Thomas Schmid GER193 bei der IDM in Hamburg, Mühlenberger Loch

Im Vorfeld der geplanten IDM auf dem Mühlberger Loch vor Blankenese waren viele deutsche Finnsegler skeptisch was das Revier betrifft. Das Segeln auf einem Tidengewässer und die bei Nord-Richtung unbeständigen Winde ließen viele an der Tauglichkeit des Reviers zweifeln. Da ich seit einigen Jahren regelmäßig an der Internationalen Einhandmeisterschaft im Frühjahr und den letzten Helden im November teilgenommen hatte wusste ich das Mühlberger Loch zu schätzen und machte Werbung für diese Meisterschaft. Die Organisatoren legten den Termin so, dass wir nicht  gezeitenbedingt morgens um 7 starten mussten und Ende August, Anfang September war für Hamburger Verhältnisse moderates Wetter und stetige Winde zu erwarten.

Kurz bevor es losgehen sollte kamen dann noch einmal Gerüchte auf, dass die Stromversorgung für die zu erwartende Anzahl an Wohnmobilen nicht ausreichen würde. Im Rahmen der Sanierung des Clubhauses sei der Stromanschluß an seine Belastungsgrenzen gekommen und die Stadt konnte keine höhere Leistung zur Verfügung stellen. Daher wurde angekündigt, dass im Verlaufe der Veranstaltung eventuell temporär kein Strom zur Verfügung stehen könnte. Letztlich waren diese Sorgen aber unbegründet.

Als ich am Montagabend anreiste fand ich eine perfekt organisierte Stellfläche auf dem Elbvorland direkt neben dem Blankeneser Segelclub vor, auf der schon diverse Wohnmobile und Zelte standen, die problemlos an dicken Stromkabeln hingen.  Die Flächen waren auch schon wieder abgetrocknet und befahrbar, obwohl sie zwei Tage zuvor bei der letzten Springflut noch komplett unter Wasser standen.

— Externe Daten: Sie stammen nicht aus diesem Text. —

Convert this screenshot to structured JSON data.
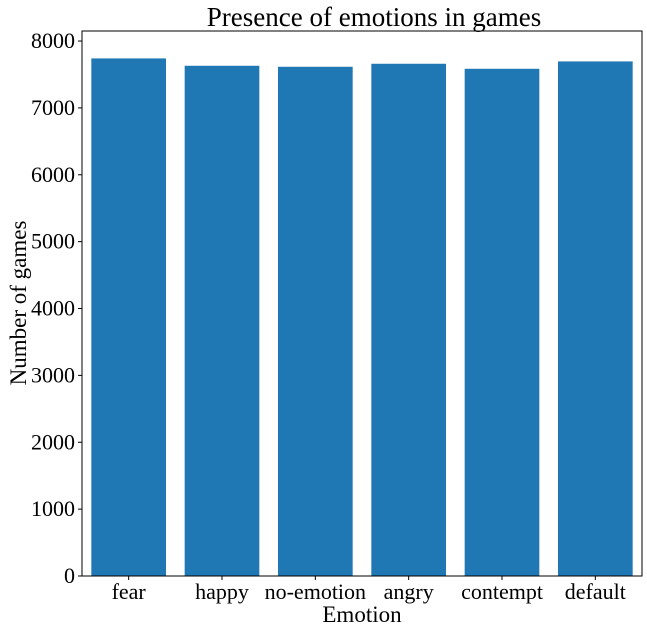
{
  "chart_data": {
    "type": "bar",
    "title": "Presence of emotions in games",
    "xlabel": "Emotion",
    "ylabel": "Number of games",
    "categories": [
      "fear",
      "happy",
      "no-emotion",
      "angry",
      "contempt",
      "default"
    ],
    "values": [
      7740,
      7630,
      7615,
      7660,
      7585,
      7695
    ],
    "ylim": [
      0,
      8150
    ],
    "yticks": [
      0,
      1000,
      2000,
      3000,
      4000,
      5000,
      6000,
      7000,
      8000
    ],
    "ytick_labels": [
      "0",
      "1000",
      "2000",
      "3000",
      "4000",
      "5000",
      "6000",
      "7000",
      "8000"
    ],
    "grid": false,
    "bar_color": "#1f77b4"
  }
}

Der Wettergott stand also auf der Seite der Organisatoren.

Den Dienstag über trafen die letzten der über 60 gemeldeten Teilnehmer ein und ließen ihre Boote vom in gewohnt souveräner Manier vorgehenden Detlef Guminsky vermessen. Die Vermessung sollte auch für den im Anschluss in Aarhus stattfindenden Gold Cup gelten, was letztlich leider nicht funktionierte. Bei herrlich warmen Temperaturen fehlte leider der Wind um mit Trainingschlägen die Bedingungen auf dem Wettkampfareal zu erkunden. Am Abend gab es dann eine kleine Eröffnungsfeier im nahegelegenen Bootsschuppen des BSC.

Am Mittwoch setzte dann wie vorhergesagt ein moderater Ostwind ein und so konnten nach der Steuermannsbesprechung 60 Finns zum ersten Start an die Linie gehen. Die Wettfahrtleitung verlor keine Zeit und zog das Startprocedere wie angekündigt schnell durch. Das Mühlberger Loch zeigte sich von seiner besten Seite mit leicht drehenden Winden und mit der Tide wechselnden Strömungen, die Strategie und Taktik zu einer anspruchsvollen Aufgabe machten. Dass Revierkenntnisse hierbei halfen bewies Nils Schoenrock (GER 94), indem er das erste Rennen vor mir und André Budzin (GER 711) gewann. Im zweiten Rennen führte dann lange der Spanier David Terol (ESP 317) bis ihn André auf dem letzten Vorwindkurs überholte und siegte. Den dritten Platz konnte sich der deutsche Meister von 2018, Nicolas Thierse (GER 723), sichern. Ich erwischte leider zweimal die falsche Seite und musste mich daher mit einem 10. Platz zufrieden geben.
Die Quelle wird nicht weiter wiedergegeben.